Uda Organization
- Territory: Jaljulia and Taibe
- Ethnicity: Israeli Arab/Palestinians
- Activities: contract killings, extortion, murders

= Uda Organization =

Israeli crime syndicate

The Uda organization or Uda crime family is a prominent crime syndicate operating primarily in Israel, with its headquarters situated in Jaljulia. Led by Koteir (Koko) Uda, also transliterated as Cottier Odeh, the organization has gained notoriety for its swift ascent in the realm of Israeli organized crime.

==History==
Koteir Uda began his criminal career as a foot soldier in the Hariri organization, a prominent crime family in the Israeli Arab community centered in Tayibe. After branching out on his own, Uda assembled a group of loyal individuals from his neighborhood, forming the Uda organization.

==Activities==
The Uda organization has been accused of numerous violent crimes, including murders, assassination attempts, extortion, and acts of violence in central Israel. It is alleged that they operate from a heavily fortified compound in Jaljulia. Additionally, there are suspicions that the Uda organization serves as a third-party contractor, hired by other crime groups to carry out contract assassinations.

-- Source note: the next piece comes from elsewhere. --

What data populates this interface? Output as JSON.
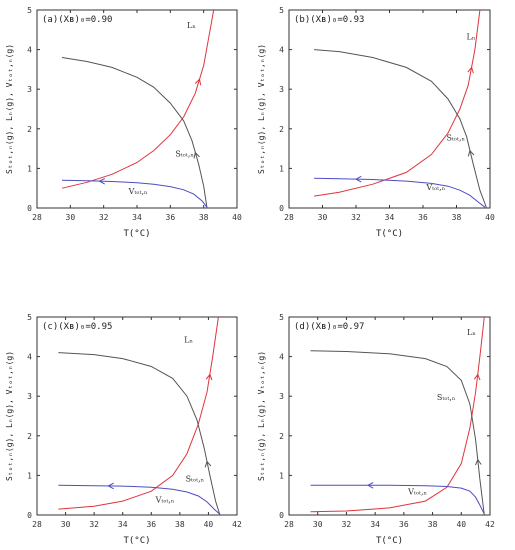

One notable incident involves Uda's alleged trip to South Africa, where he is believed to have practiced with a sniper rifle in preparation for a planned assassination.

Despite his criminal activities, Koteir Uda is known for having relationships with individuals from different backgrounds. He is romantically involved with a Jewish woman and has close ties with Jewish crime bosses, including Eytan Haya and the Moslis.

The Department of Corrections has linked Uda to recent prison shootings, which were reportedly carried out in retaliation for being denied permission to attend his older brother's funeral, following his death from cardiac arrest.